11. We also find that on the identical facts and issue in the matter of Santosh Katiyar Vs. Commissioner of Central Excise, Bhopal – 2017(3)GSTL 203 the Delhi Tribunal held that :-

“4. From the record, it appears that during the period under consideration, the appellant neither took credit nor paid any Service Tax on the impugned services. The department is of the view that the said services are subject to service tax as per Chapter 5 of the Finance Act, 1994. But the fact remains that Section 65(91)(a) of the Finance Act provides the meaning of complex where the building having more than 12 residential units with the common area.

In the explanation for the removal of doubts, it was declared that for the purposes of this clause :

(a) ‘Personal use’ includes permitting the complex for use as residence by another person on rent or without consideration.

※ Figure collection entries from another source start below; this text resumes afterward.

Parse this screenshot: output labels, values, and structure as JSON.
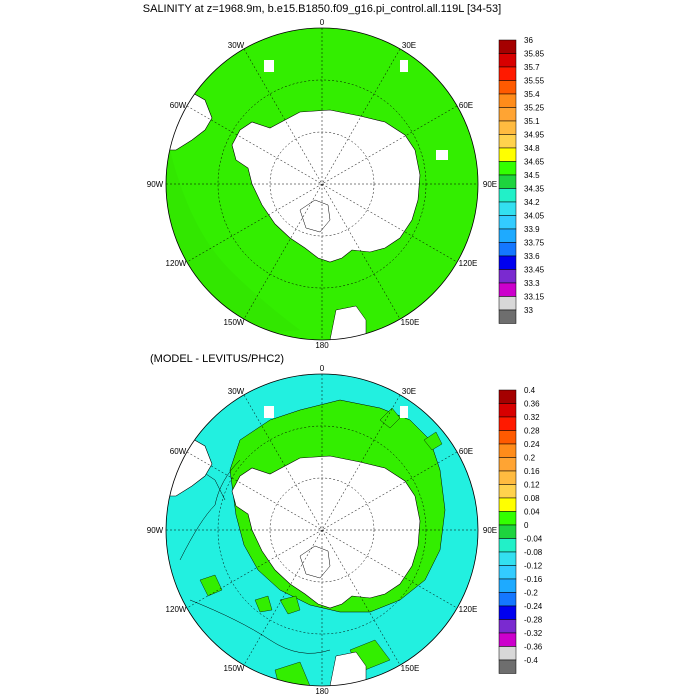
{
  "panels": [
    {
      "title": "SALINITY at z=1968.9m, b.e15.B1850.f09_g16.pi_control.all.119L [34-53]",
      "map": {
        "projection": "south-polar-stereographic",
        "longitude_labels": [
          "0",
          "30E",
          "60E",
          "90E",
          "120E",
          "150E",
          "180",
          "150W",
          "120W",
          "90W",
          "60W",
          "30W"
        ],
        "field_note": "uniform ~34.7-34.8 (green) across the Southern Ocean, thin 34.65-34.8 band along western rim"
      },
      "colorbar": {
        "labels": [
          "36",
          "35.85",
          "35.7",
          "35.55",
          "35.4",
          "35.25",
          "35.1",
          "34.95",
          "34.8",
          "34.65",
          "34.5",
          "34.35",
          "34.2",
          "34.05",
          "33.9",
          "33.75",
          "33.6",
          "33.45",
          "33.3",
          "33.15",
          "33"
        ],
        "colors": [
          "#a50000",
          "#d80000",
          "#ff1a00",
          "#ff5a00",
          "#ff8c1a",
          "#ffa433",
          "#ffbb40",
          "#ffd24d",
          "#ffff00",
          "#33ff00",
          "#1ed43e",
          "#22f0c8",
          "#33e0f0",
          "#33ccff",
          "#1eaaff",
          "#1477ff",
          "#0000f0",
          "#7a2ad0",
          "#cc00cc",
          "#d8d8d8",
          "#6e6e6e"
        ]
      }
    },
    {
      "title": "(MODEL - LEVITUS/PHC2)",
      "map": {
        "projection": "south-polar-stereographic",
        "longitude_labels": [
          "0",
          "30E",
          "60E",
          "90E",
          "120E",
          "150E",
          "180",
          "150W",
          "120W",
          "90W",
          "60W",
          "30W"
        ],
        "field_note": "cyan (-0.04..0) over most of ocean, green (0..0.08) ring around Antarctica"
      },
      "colorbar": {
        "labels": [
          "0.4",
          "0.36",
          "0.32",
          "0.28",
          "0.24",
          "0.2",
          "0.16",
          "0.12",
          "0.08",
          "0.04",
          "0",
          "-0.04",
          "-0.08",
          "-0.12",
          "-0.16",
          "-0.2",
          "-0.24",
          "-0.28",
          "-0.32",
          "-0.36",
          "-0.4"
        ],
        "colors": [
          "#a50000",
          "#d80000",
          "#ff1a00",
          "#ff5a00",
          "#ff8c1a",
          "#ffa433",
          "#ffbb40",
          "#ffd24d",
          "#ffff00",
          "#33ff00",
          "#1ed43e",
          "#22f0c8",
          "#33e0f0",
          "#33ccff",
          "#1eaaff",
          "#1477ff",
          "#0000f0",
          "#7a2ad0",
          "#cc00cc",
          "#d8d8d8",
          "#6e6e6e"
        ]
      }
    }
  ],
  "colors": {
    "ocean_top": "#33ee00",
    "ocean_bottom_cyan": "#22f0e0",
    "ocean_bottom_green": "#33ee00",
    "land": "#ffffff",
    "outline": "#000000"
  }
}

(b) ‘residential unit’ means a single house or a single apartment intended for use as a place of residence.

In the instant case, the allottee is paying the nominal rent or without consideration.

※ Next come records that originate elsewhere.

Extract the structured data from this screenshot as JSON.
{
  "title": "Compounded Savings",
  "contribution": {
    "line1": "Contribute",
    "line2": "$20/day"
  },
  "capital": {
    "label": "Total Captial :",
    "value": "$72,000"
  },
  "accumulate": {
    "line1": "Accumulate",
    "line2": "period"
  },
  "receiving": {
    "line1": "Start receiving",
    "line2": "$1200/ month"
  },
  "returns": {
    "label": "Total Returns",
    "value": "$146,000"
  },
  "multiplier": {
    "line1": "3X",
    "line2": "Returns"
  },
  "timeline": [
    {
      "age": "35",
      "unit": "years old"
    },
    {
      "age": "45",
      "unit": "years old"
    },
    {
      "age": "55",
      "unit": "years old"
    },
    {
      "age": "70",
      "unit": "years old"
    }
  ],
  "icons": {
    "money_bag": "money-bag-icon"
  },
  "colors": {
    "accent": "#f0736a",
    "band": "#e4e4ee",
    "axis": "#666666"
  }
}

5. From the record, it appears that the Notification No. 28/2010-S.T., dated 22nd June, 2010, clarified that the services is provided to JawaharlalNehru National Urban Renewal Mission and Rajiv Awaas Yojana are exempted from the clutches of Service Tax. Further, vide F. No. 137/26/206-CX.-4, dated 5th July, 2006, it was clarified that Service Tax would not be leviable on construction of complexes under question if their lay out does not require approval by an authority under any law for the time being in force. From the letter dated 30-1-2004 issued by the M.P. Urban Development Department, it appears that the said construction was made under “Rajiv Gandhi basti Vikas karyakram” which was the Central sponsored scheme and the same is exempted from service tax as per Circular No. 125/2010-S.T., dated 30th July, 2010.

5. In the light of above discussion and by considering the facts and circumstances of the case, we are of the view that the M.P Government has constructed the accommodation for the gandi basti people under the Central sponsored scheme which is attempted to clean India as per Prime Minister’s mission.

6. When it is so, then we find no merits in the impugned order as no service tax is leviable in the instant case. Hence, the impugned order is set aside. The appellant will get the relief accordingly.

From the above judgment it can be seen that the identical fact is involved in the above judgment and in the case in hand in as much as in both the cases the construction service was provided to Jawaharlal Nehru National Urban Renewal Mission and Rajiv Awaas Yojana. On this common fact in the above judgment it was held that the service tax is not leviable to such project. Hence, the ratio of the above judgment is directly applicable in the present case.

12. As per our above discussion and finding which gets support of above cited judgments, the impugned order is clearly not sustainable, hence the same is set aside. The appeal is allowed with consequential relief, if any arise, in accordance with law.